For studies on DNA viruses, the scientists had access to individual viral particles and their DNA for the analysis. However, in the study of the RNA viruses there were no actual viral particles to study. Instead, researchers extracted sequences from genes expressed in organisms floating in the sea, and narrowed the analysis to RNA sequences that contained a signature gene, called RdRp. This ancient gene codes for the production of an enzyme that is important in the synthesis of RNA from an RNA template, and it is present in the genomes of most RNA-containing viruses.

RdRp has evolved for billions of years in RNA viruses, and is absent from other viruses or cells. However, because its existence dates back to the earliest life on Earth, its position within the viral RNA has changed many times. This made it impossible to map out the viral relationships using a traditional phylogenetic tree. Instead, the team used machine learning to organize the 44,000 new genetic sequences they found, in a way that could handle the billions of years of sequence divergence. They validated their method by showing that the technique could classify sequences of known RNA viruses accurately.

“We had to benchmark the known to study the unknown,” said Sullivan, also a professor of civil, environmental and geodetic engineering, founding director of Ohio State’s Center of Microbiome Science and a leadership team member in the EMERGE Biology Integration Institute. “We’ve created a computationally reproducible way to align those sequences to where we can be more confident that we are aligning positions that accurately reflect evolution.”

The researchers also did analysis using 3D representations of sequence structures and alignment which revealed that the cluster of 5,500 new species didn’t fit into the five existing phyla of RNA viruses previously recognized in the Orthornavirae kingdom.

“We benchmarked our clusters against established, recognized phylogeny-based taxa, and that is how we found we have more clusters than those that existed,” said co-first author Ahmed Zayed, a research scientist in microbiology at Ohio State and a research lead in the EMERGE Institute.

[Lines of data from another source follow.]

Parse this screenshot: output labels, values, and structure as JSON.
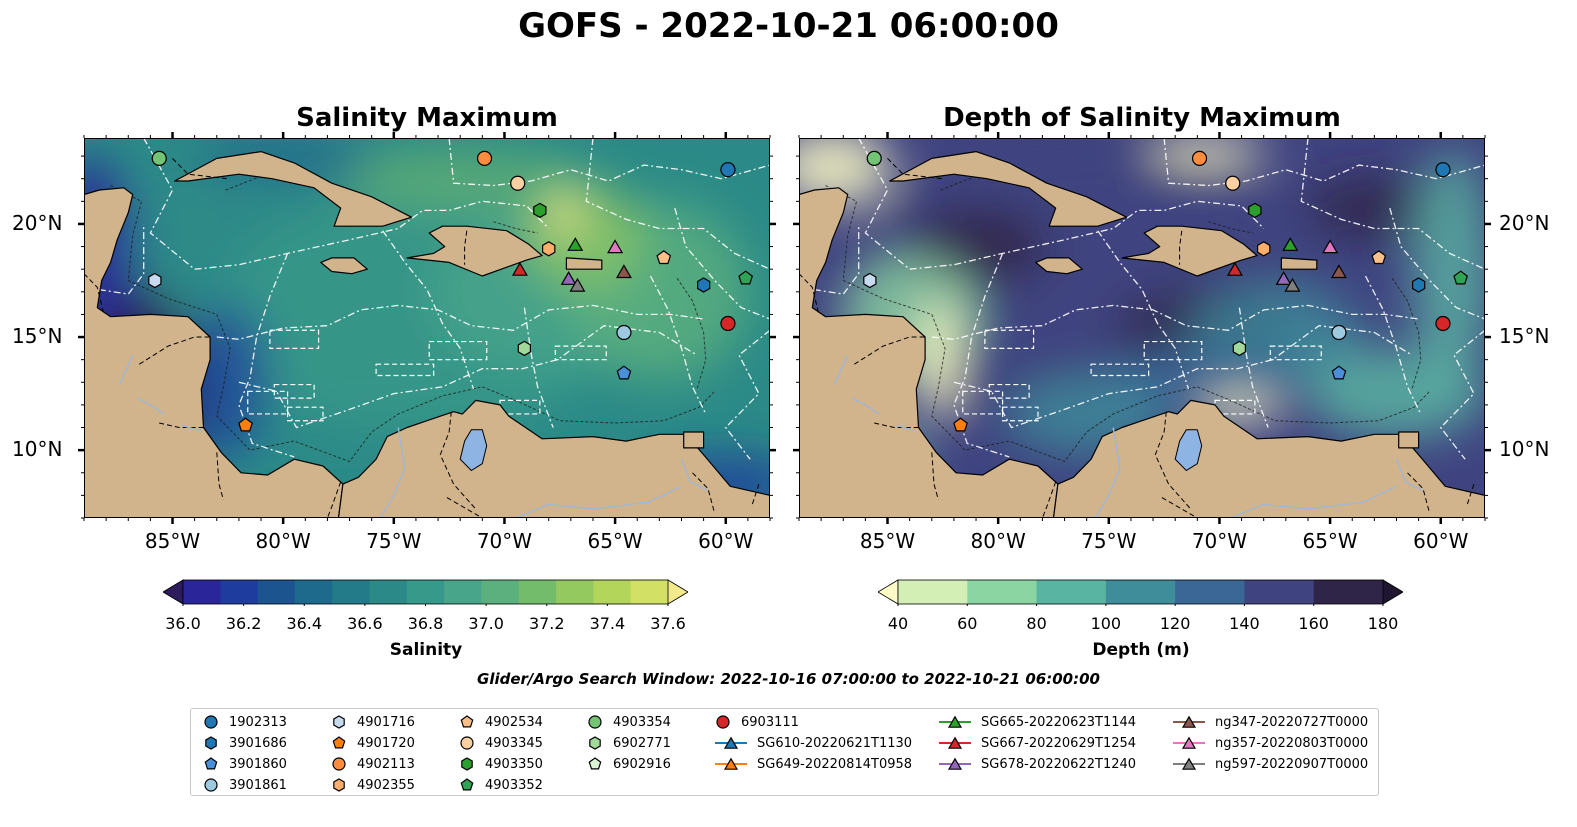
{
  "title": "GOFS - 2022-10-21 06:00:00",
  "panels": [
    {
      "title": "Salinity Maximum",
      "kind": "salinity"
    },
    {
      "title": "Depth of Salinity Maximum",
      "kind": "depth"
    }
  ],
  "map": {
    "lat_labels": [
      "20°N",
      "15°N",
      "10°N"
    ],
    "lon_labels": [
      "85°W",
      "80°W",
      "75°W",
      "70°W",
      "65°W",
      "60°W"
    ],
    "extent": {
      "lon_min": -89,
      "lon_max": -58,
      "lat_min": 7,
      "lat_max": 23.8
    },
    "land_color": "#d2b48c",
    "lake_color": "#8eb4e3"
  },
  "colorbars": [
    {
      "label": "Salinity",
      "ticks": [
        "36.0",
        "36.2",
        "36.4",
        "36.6",
        "36.8",
        "37.0",
        "37.2",
        "37.4",
        "37.6"
      ],
      "colors": [
        "#2c1c5c",
        "#2a2598",
        "#1e3b9e",
        "#1c5490",
        "#1d6a8c",
        "#237b8a",
        "#2b8a87",
        "#37998a",
        "#48a58a",
        "#5cb07d",
        "#73bc6b",
        "#93c95e",
        "#b3d65a",
        "#d2e165",
        "#f3ea8d"
      ]
    },
    {
      "label": "Depth (m)",
      "ticks": [
        "40",
        "60",
        "80",
        "100",
        "120",
        "140",
        "160",
        "180"
      ],
      "colors": [
        "#fdfcc6",
        "#d4efb6",
        "#8bd5a3",
        "#5ab4a2",
        "#3f8d9b",
        "#3b6796",
        "#3f4380",
        "#2f2548",
        "#1f1630"
      ]
    }
  ],
  "search_window": "Glider/Argo Search Window: 2022-10-16 07:00:00 to 2022-10-21 06:00:00",
  "legend": [
    {
      "label": "1902313",
      "shape": "circle",
      "color": "#1f77b4"
    },
    {
      "label": "3901686",
      "shape": "hexagon",
      "color": "#1f77b4"
    },
    {
      "label": "3901860",
      "shape": "pentagon",
      "color": "#4a90d9"
    },
    {
      "label": "3901861",
      "shape": "circle",
      "color": "#9ecae1"
    },
    {
      "label": "4901716",
      "shape": "hexagon",
      "color": "#c6dbef"
    },
    {
      "label": "4901720",
      "shape": "pentagon",
      "color": "#ff7f0e"
    },
    {
      "label": "4902113",
      "shape": "circle",
      "color": "#fd8d3c"
    },
    {
      "label": "4902355",
      "shape": "hexagon",
      "color": "#fdae6b"
    },
    {
      "label": "4902534",
      "shape": "pentagon",
      "color": "#fdbf8a"
    },
    {
      "label": "4903345",
      "shape": "circle",
      "color": "#fdd0a2"
    },
    {
      "label": "4903350",
      "shape": "hexagon",
      "color": "#2ca02c"
    },
    {
      "label": "4903352",
      "shape": "pentagon",
      "color": "#31a354"
    },
    {
      "label": "4903354",
      "shape": "circle",
      "color": "#74c476"
    },
    {
      "label": "6902771",
      "shape": "hexagon",
      "color": "#a1d99b"
    },
    {
      "label": "6902916",
      "shape": "pentagon",
      "color": "#d9f5d3"
    },
    {
      "label": "6903111",
      "shape": "circle",
      "color": "#d62728"
    },
    {
      "label": "SG610-20220621T1130",
      "shape": "triangle",
      "color": "#1f77b4",
      "line": true
    },
    {
      "label": "SG649-20220814T0958",
      "shape": "triangle",
      "color": "#ff7f0e",
      "line": true
    },
    {
      "label": "SG665-20220623T1144",
      "shape": "triangle",
      "color": "#2ca02c",
      "line": true
    },
    {
      "label": "SG667-20220629T1254",
      "shape": "triangle",
      "color": "#d62728",
      "line": true
    },
    {
      "label": "SG678-20220622T1240",
      "shape": "triangle",
      "color": "#9467bd",
      "line": true
    },
    {
      "label": "ng347-20220727T0000",
      "shape": "triangle",
      "color": "#8c564b",
      "line": true
    },
    {
      "label": "ng357-20220803T0000",
      "shape": "triangle",
      "color": "#e377c2",
      "line": true
    },
    {
      "label": "ng597-20220907T0000",
      "shape": "triangle",
      "color": "#7f7f7f",
      "line": true
    }
  ],
  "markers": [
    {
      "ref": "1902313",
      "lon": -59.9,
      "lat": 22.4
    },
    {
      "ref": "4903354",
      "lon": -85.6,
      "lat": 22.9
    },
    {
      "ref": "4902113",
      "lon": -70.9,
      "lat": 22.9
    },
    {
      "ref": "4903345",
      "lon": -69.4,
      "lat": 21.8
    },
    {
      "ref": "4903350",
      "lon": -68.4,
      "lat": 20.6
    },
    {
      "ref": "4902355",
      "lon": -68.0,
      "lat": 18.9
    },
    {
      "ref": "SG665-20220623T1144",
      "lon": -66.8,
      "lat": 19.1
    },
    {
      "ref": "SG667-20220629T1254",
      "lon": -69.3,
      "lat": 18.0
    },
    {
      "ref": "ng357-20220803T0000",
      "lon": -65.0,
      "lat": 19.0
    },
    {
      "ref": "4902534",
      "lon": -62.8,
      "lat": 18.5
    },
    {
      "ref": "ng347-20220727T0000",
      "lon": -64.6,
      "lat": 17.9
    },
    {
      "ref": "SG678-20220622T1240",
      "lon": -67.1,
      "lat": 17.6
    },
    {
      "ref": "ng597-20220907T0000",
      "lon": -66.7,
      "lat": 17.3
    },
    {
      "ref": "3901686",
      "lon": -61.0,
      "lat": 17.3
    },
    {
      "ref": "4903352",
      "lon": -59.1,
      "lat": 17.6
    },
    {
      "ref": "4901716",
      "lon": -85.8,
      "lat": 17.5
    },
    {
      "ref": "6903111",
      "lon": -59.9,
      "lat": 15.6
    },
    {
      "ref": "3901861",
      "lon": -64.6,
      "lat": 15.2
    },
    {
      "ref": "6902771",
      "lon": -69.1,
      "lat": 14.5
    },
    {
      "ref": "3901860",
      "lon": -64.6,
      "lat": 13.4
    },
    {
      "ref": "4901720",
      "lon": -81.7,
      "lat": 11.1
    }
  ]
}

These findings led the researchers to propose not only the five new phyla in viral taxonomy, but also at least 11 new orthornaviran classes of RNA viruses. The team is preparing a proposal to request formalization of the candidate phyla and classes by the ICTV.

Zayed said the extent of new data on the RdRp gene’s divergence over time leads to a better understanding about how early life may have evolved on the planet.

“RdRp is supposed to be one of the most ancient genes – it existed before there was a need for DNA,” he said. “So we’re not just tracing the origins of viruses, but also tracing the origins of life.”